Тони был прирожденный танцовщик. Он не был просто манекеном, в нем сочетались изящество газели и жесткость баскетболиста. Его антраша зависали на расстоянии полутора метров от пола, значительно выше, чем у самого Керенски, и каждый раз, когда он делал гран жете, казалось, что он улетит, как птица, высоко над нашими головами. У него от природы были очень красивые линии, и он так бережно придерживал нас за талию, когда я или Эстефания делали арабеск или пируэт, что нам было чрезвычайно легко их выполнить. Профессор Керенски был одновременно и удивлен, и обрадован данными Тони.
Репетиции в театре начались за две недели до спектакля, и друзья и родители Тони не пропустили ни одной. Они каждый вечер приходили посмотреть на него, и каждый раз, когда Тони исполнял какое-нибудь особенно трудное па, хлопали в ладоши и свистели, будто пришли на баскетбольный матч и Тони забросил мяч в сетку. Несмотря на оглушительный успех Тони, мы с Эстефанией предпочли бы танцевать с профессором Керенски и не могли удержаться от разочарования.
Когда в школе появлялась новая девочка, профессор Керенски обращал на нее особенное внимание, чтобы понять, какое амплуа ей ближе и какую партию она сможет исполнять в спектакле. Эстефания, по его мнению, была романтическая балерина, поскольку отличалась лиризмом и чувственностью. С ее рыжими волосами и белой как молоко кожей ей как нельзя больше подходило танцевать адажио, когда исполнительница кажется фигуркой из снега, которая вот-вот растает в руках партнера. У меня же было амплуа балерины характерной, потому что мой танец всегда был огненно-темпераментным. Мой стиль – это динамика и блеск; мне, с моими волосами цвета гагата и оливковой кожей, больше подходили сарабанды и страстные ритмы Средиземноморья, чем романтические нежности. Я танцевала с такой отдачей, что порой за одно занятие приводила в полную негодность балетные коски. Один раз профессор Керенски мне сказал:
– Мне очень нравится страстность, с которой ты танцуешь, выражая на сцене присущую тебе независимость духа. Надеюсь, ты не потеряешь ее в дальнейшем, потому что это подчеркивает твою индивидуальность.

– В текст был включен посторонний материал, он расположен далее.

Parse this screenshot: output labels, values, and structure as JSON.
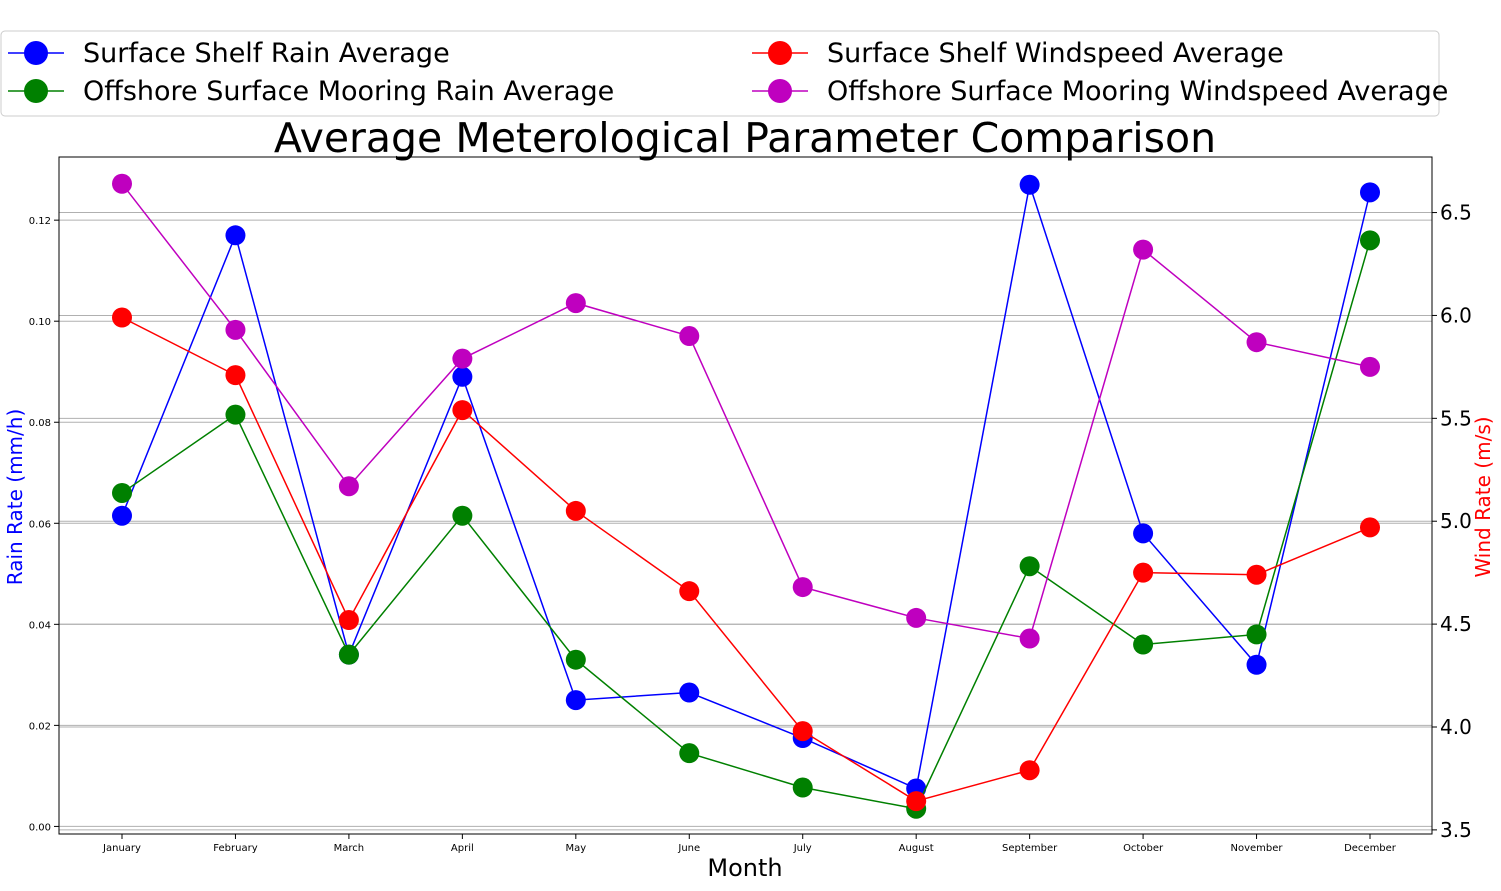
{
  "chart_data": {
    "type": "line",
    "title": "Average Meterological Parameter Comparison",
    "xlabel": "Month",
    "ylabel_left": "Rain Rate (mm/h)",
    "ylabel_right": "Wind Rate (m/s)",
    "categories": [
      "January",
      "February",
      "March",
      "April",
      "May",
      "June",
      "July",
      "August",
      "September",
      "October",
      "November",
      "December"
    ],
    "ylim_left": [
      -0.0015,
      0.1325
    ],
    "ylim_right": [
      3.48,
      6.77
    ],
    "yticks_left": [
      "0.00",
      "0.02",
      "0.04",
      "0.06",
      "0.08",
      "0.10",
      "0.12"
    ],
    "yticks_right": [
      "3.5",
      "4.0",
      "4.5",
      "5.0",
      "5.5",
      "6.0",
      "6.5"
    ],
    "grid": true,
    "legend_position": "top",
    "series": [
      {
        "name": "Surface Shelf Rain Average",
        "axis": "left",
        "color": "#0000ff",
        "values": [
          0.0615,
          0.117,
          0.034,
          0.089,
          0.025,
          0.0265,
          0.0175,
          0.0075,
          0.127,
          0.058,
          0.032,
          0.1255
        ]
      },
      {
        "name": "Offshore Surface Mooring Rain Average",
        "axis": "left",
        "color": "#008000",
        "values": [
          0.066,
          0.0815,
          0.034,
          0.0615,
          0.033,
          0.0145,
          0.0077,
          0.0035,
          0.0515,
          0.036,
          0.038,
          0.116
        ]
      },
      {
        "name": "Surface Shelf Windspeed Average",
        "axis": "right",
        "color": "#ff0000",
        "values": [
          5.99,
          5.71,
          4.52,
          5.54,
          5.05,
          4.66,
          3.98,
          3.64,
          3.79,
          4.75,
          4.74,
          4.97
        ]
      },
      {
        "name": "Offshore Surface Mooring Windspeed Average",
        "axis": "right",
        "color": "#bf00bf",
        "values": [
          6.64,
          5.93,
          5.17,
          5.79,
          6.06,
          5.9,
          4.68,
          4.53,
          4.43,
          6.32,
          5.87,
          5.75
        ]
      }
    ]
  },
  "colors": {
    "left_axis_label": "#0000ff",
    "right_axis_label": "#ff0000"
  }
}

Он не догадывался, что я танцую с такой страстностью не потому, что оттачиваю какой-то стиль; так я забывала домашние невзгоды.
Всю последнюю неделю перед спектаклем профессор Керенски часами репетировал с Эстефанией, Тони и со мной. Мы были в восторге, что он отдает нам столько времени. Отшумит премьера, но его новаторская хореография отныне будет связана с нашими именами. Мы воспринимали себя как наследие его гения и чувствовали глубокую благодарность. Музыка Стравинского казалась волнами прибоя, который уносил нас в неведомое. Таинство природы звучало в ней и заполняло все вокруг пламенными волнами.
Эстефания часто опаздывала на репетиции, и профессор Керенски, Тони и я начинали без нее. Когда же она наконец появлялась в студии, мы уже заканчивали занятия и спешили домой. Баби всегда приходила за мной, чтобы я не задерживалась, так как дома остывал ужин, а Тони торопился готовить ужин для своей матери, которая не вставала с инвалидной коляски. Тони ездил в свой квартал на велосипеде; я же садилась в синий «понтиак» бабушки Габриэлы, и Эстефания с профессором оставались в студии репетировать.
Наконец настал день спектакля, и около семи вечера мы вышли на улицу Зари с наглаженными костюмами, которые несли на вытянутых руках, чтобы они не помялись. Никого в городе не удивила подобная процессия в такой час – мы шли в черных трико и в розовых балетных тапочках. Понсе – это город, который живет ради зрелищ; люди не пропустят ни одного. И потому каждый дом здесь как маленький театр: на каждом есть балкон, выходящий на улицу. По вечерам обитатели сидят на балконах, болтают и сплетничают или наблюдают спектакль жизни, самый интересный из всех. В тот вечер, когда мы проходили мимо, нам приветливо махали рукой и говорили, что непременно скоро увидят нас в спектакле, который начинался в восемь.
Профессор Керенски не мог оплатить настоящий оркестр, так что музыка была, как говорится, «под фонограмму». Тамара, сидя в оркестровой яме, вручную заводила патефон «Филипс», и звук усиливался благодаря двум рупорам, расположенным по обе стороны сцены и направленным в зал. За неделю были проданы сотни билетов. Почти в каждой обеспеченной семье дочь или племянница учились в студии, так что все высшее общество Понсе было представлено в театре целиком. Профессор Керенски, верный своим идеалам социальной справедливости, дал Тони порядочное количество билетов, чтобы тот распространил их среди своих друзей и родственников, жителей Мачуэло-Абахо, которые хотели прийти посмотреть, как он танцует.